REG4Rec: Reasoning-Enhanced Generative Model for Large-Scale Recommendation Systems

Sequential recommendation aims to predict a user's next action in large-scale recommender systems. While traditional methods often suffer from insufficient information interaction, recent generative recommendation models partially address this issue by directly generating item predictions. To better capture user intents, recent studies have introduced a reasoning process into generative recommendation, significantly improving recommendation performance. However, these approaches are constrained by the singularity of item semantic representations, facing challenges such as limited diversity in reasoning pathways and insufficient reliability in the reasoning process. To tackle these issues, we introduce REG4Rec, a reasoning-enhanced generative model that constructs multiple dynamic semantic reasoning paths alongside a self-reflection process, ensuring high-confidence recommendations. Specifically, REG4Rec utilizes an MoE-based parallel quantization codebook (MPQ) to generate multiple unordered semantic tokens for each item, thereby constructing a larger-scale diverse reasoning space. Furthermore, to enhance the reliability of reasoning, we propose a training reasoning enhancement stage, which includes Preference Alignment for Reasoning (PARS) and a Multi-Step Reward Augmentation (MSRA) strategy. PARS uses reward functions tailored for recommendation to enhance reasoning and reflection, while MSRA introduces future multi-step actions to improve overall generalization. During inference, Consistency-Oriented Self-Reflection for Pruning (CORP) is proposed to discard inconsistent reasoning paths, preventing the propagation of erroneous reasoning. Lastly, we develop an efficient offline training strategy for large-scale recommendation. Experiments on real-world datasets and online evaluations show that REG4Rec delivers outstanding performance and substantial practical value.
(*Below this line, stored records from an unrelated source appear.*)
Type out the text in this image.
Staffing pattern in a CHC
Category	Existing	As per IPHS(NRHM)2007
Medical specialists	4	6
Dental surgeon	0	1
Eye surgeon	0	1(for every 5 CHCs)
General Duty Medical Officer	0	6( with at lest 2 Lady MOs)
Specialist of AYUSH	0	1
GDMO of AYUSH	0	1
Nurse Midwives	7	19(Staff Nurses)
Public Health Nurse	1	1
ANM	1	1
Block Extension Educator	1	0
翻译：序列推荐旨在预测用户在大规模推荐系统中的下一个行为。传统方法常因信息交互不足而受限，而近期的生成式推荐模型通过直接生成物品预测部分解决了这一问题。为更好地捕捉用户意图，近期研究将推理过程引入生成式推荐，显著提升了推荐性能。然而，这些方法受限于物品语义表示的单一性，面临推理路径多样性有限、推理过程可靠性不足等挑战。为解决这些问题，我们提出了REG4Rec，一种推理增强的生成模型，通过构建多条动态语义推理路径并结合自反思过程，确保高置信度的推荐。具体而言，REG4Rec采用基于混合专家（MoE）的并行量化码本（MPQ）为每个物品生成多个无序语义标记，从而构建更大规模的多样化推理空间。此外，为增强推理的可靠性，我们提出了训练阶段的推理增强策略，包括面向推理的偏好对齐（PARS）和多步奖励增强（MSRA）策略。PARS利用针对推荐任务设计的奖励函数来强化推理与反思过程，而MSRA则引入未来多步行为以提升整体泛化能力。在推理阶段，我们提出了面向一致性的自反思剪枝（CORP）方法，以剔除不一致的推理路径，防止错误推理的传播。最后，我们为大规模推荐系统设计了一种高效的离线训练策略。在真实数据集上的实验及在线评估表明，REG4Rec具有优异的性能和显著的实用价值。